A survey conducted by crypto research company BitOoda in collaboration with asset manager Fidelity was released on July 16 and indicates that China controls about 50 percent of Bitcoin mining as opposed to 65 percent.
The analysts based their results from various sources and “confidential conversations” with different miners who gave out information on different factors such as power cost. However, the sources demanded to remain anonymous.
A blog post released by the researchers stated:
“We were able to locate ~4.1GW of power across 153 mining sites, including 67 sites or ~3GW power capacity, with power price data provided upon condition of anonymity.”

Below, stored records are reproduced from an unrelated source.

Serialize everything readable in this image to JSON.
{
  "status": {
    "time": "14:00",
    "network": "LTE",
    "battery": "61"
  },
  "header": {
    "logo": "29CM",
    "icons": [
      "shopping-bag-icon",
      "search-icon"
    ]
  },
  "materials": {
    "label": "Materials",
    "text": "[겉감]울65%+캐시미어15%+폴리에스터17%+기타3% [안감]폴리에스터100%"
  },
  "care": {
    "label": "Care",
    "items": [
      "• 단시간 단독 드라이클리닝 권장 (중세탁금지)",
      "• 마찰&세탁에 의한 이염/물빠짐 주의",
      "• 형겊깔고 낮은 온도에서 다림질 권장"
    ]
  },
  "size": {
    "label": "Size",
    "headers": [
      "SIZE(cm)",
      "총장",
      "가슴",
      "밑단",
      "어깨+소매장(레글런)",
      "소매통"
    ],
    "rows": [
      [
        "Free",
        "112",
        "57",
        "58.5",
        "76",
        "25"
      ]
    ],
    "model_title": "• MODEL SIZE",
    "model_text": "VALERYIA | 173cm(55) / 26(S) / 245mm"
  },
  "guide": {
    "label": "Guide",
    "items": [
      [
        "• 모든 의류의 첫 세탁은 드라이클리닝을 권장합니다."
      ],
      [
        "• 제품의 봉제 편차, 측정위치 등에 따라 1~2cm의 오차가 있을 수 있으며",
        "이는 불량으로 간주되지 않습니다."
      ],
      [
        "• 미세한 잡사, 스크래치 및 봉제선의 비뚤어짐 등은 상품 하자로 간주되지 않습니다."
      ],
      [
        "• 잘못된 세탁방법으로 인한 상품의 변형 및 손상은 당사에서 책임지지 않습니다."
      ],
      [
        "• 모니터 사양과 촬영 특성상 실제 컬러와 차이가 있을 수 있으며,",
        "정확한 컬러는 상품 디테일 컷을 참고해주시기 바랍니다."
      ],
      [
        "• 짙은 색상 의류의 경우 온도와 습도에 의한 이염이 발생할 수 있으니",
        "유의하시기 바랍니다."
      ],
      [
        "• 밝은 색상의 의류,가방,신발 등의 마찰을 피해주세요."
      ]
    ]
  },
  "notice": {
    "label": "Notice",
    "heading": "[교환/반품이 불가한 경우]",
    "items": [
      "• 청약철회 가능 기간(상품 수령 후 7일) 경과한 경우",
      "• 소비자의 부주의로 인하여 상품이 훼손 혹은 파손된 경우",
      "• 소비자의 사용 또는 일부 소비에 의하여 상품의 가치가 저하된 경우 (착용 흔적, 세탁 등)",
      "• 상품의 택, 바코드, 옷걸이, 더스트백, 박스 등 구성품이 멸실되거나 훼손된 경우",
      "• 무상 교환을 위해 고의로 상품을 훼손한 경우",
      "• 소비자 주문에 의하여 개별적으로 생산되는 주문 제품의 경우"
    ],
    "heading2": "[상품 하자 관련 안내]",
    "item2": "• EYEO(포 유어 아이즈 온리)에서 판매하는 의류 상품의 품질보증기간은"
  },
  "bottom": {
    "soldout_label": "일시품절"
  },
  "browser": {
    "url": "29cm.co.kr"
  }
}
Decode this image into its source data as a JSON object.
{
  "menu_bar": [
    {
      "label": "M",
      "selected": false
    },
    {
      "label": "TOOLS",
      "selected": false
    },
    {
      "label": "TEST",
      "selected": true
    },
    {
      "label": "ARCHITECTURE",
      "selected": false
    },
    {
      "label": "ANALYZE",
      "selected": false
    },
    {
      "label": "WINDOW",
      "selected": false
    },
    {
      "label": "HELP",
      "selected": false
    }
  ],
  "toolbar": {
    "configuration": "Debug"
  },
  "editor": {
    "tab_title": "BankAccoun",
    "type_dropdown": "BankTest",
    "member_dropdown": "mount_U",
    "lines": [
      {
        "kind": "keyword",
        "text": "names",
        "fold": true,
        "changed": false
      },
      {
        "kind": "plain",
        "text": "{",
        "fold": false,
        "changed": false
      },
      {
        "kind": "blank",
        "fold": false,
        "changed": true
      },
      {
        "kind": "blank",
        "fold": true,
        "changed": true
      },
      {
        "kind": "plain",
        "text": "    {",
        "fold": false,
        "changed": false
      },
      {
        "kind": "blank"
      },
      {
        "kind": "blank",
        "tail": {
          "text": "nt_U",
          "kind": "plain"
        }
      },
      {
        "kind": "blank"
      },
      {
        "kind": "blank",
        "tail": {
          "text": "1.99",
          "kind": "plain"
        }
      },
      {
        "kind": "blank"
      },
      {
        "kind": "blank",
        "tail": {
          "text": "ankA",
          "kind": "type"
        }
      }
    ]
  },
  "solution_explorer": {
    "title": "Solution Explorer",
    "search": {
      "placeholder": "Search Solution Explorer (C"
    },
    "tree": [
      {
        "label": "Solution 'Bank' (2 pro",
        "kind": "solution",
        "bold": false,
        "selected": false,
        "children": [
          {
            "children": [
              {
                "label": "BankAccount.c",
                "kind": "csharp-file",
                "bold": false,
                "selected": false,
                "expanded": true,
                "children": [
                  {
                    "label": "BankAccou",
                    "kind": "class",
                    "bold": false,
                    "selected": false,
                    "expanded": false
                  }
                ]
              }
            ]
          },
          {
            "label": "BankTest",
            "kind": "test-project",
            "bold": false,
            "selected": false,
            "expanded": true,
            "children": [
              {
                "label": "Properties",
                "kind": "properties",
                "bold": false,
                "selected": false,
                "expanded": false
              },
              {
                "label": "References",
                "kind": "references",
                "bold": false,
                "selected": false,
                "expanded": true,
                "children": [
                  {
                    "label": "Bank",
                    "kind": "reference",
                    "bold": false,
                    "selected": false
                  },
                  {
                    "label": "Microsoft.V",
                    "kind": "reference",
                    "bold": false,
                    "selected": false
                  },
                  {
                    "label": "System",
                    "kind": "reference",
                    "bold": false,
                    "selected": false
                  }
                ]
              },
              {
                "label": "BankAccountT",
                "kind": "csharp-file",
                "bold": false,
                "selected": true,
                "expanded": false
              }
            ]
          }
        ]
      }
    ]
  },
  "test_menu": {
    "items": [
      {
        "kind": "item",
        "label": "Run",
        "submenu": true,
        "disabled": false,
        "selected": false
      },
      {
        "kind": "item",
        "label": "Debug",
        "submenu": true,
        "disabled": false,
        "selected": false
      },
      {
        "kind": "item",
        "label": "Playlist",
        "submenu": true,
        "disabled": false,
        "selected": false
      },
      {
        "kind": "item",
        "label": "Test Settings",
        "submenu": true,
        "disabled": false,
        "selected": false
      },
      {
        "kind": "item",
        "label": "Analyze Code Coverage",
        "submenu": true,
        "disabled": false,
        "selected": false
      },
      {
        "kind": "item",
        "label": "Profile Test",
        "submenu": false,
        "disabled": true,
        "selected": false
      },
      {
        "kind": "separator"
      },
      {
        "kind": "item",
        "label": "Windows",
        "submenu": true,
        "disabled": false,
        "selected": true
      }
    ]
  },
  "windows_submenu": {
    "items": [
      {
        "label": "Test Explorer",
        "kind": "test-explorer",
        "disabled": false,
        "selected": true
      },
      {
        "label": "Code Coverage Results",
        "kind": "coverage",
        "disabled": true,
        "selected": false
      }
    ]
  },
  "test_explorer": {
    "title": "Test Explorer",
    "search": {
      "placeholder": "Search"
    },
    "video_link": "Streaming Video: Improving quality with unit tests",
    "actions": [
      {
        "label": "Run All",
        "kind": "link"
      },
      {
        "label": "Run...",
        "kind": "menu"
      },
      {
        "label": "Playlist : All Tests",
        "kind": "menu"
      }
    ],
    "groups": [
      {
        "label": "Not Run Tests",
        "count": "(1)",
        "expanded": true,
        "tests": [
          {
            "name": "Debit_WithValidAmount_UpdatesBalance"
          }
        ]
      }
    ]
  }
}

The research also indicates that the United States now controls about 14 percent of Bitcoin mining. However, the research also states that most of Chinese Bitcoin mining remains unaccounted for. The blog post explains:
“Our conversations lead us to believe that we have accounted for the majority of capacity in the US, Canada and Iceland, but only a small fraction in China and the ‘Rest of World’ category.”
The report also shows the impact of floods in such provinces like Sichuan, where there is a high number of miners. During the rainy season, miners mostly sell less Bitcoin to fund high costs of power during the dry seasons.
At times, miners have been forced to count high losses after floods wipe out the mining hardware, and they are forced to start afresh.
Meanwhile, the majority of analysts claimed that the US hashrate would continue to rise in the future. Max Keiser, RT host, explained that a Bitcoin global hash war is on the horizon where the US will be more aggressive against such countries like Venezuela and Iran, which have seen their hashrate continue to rise.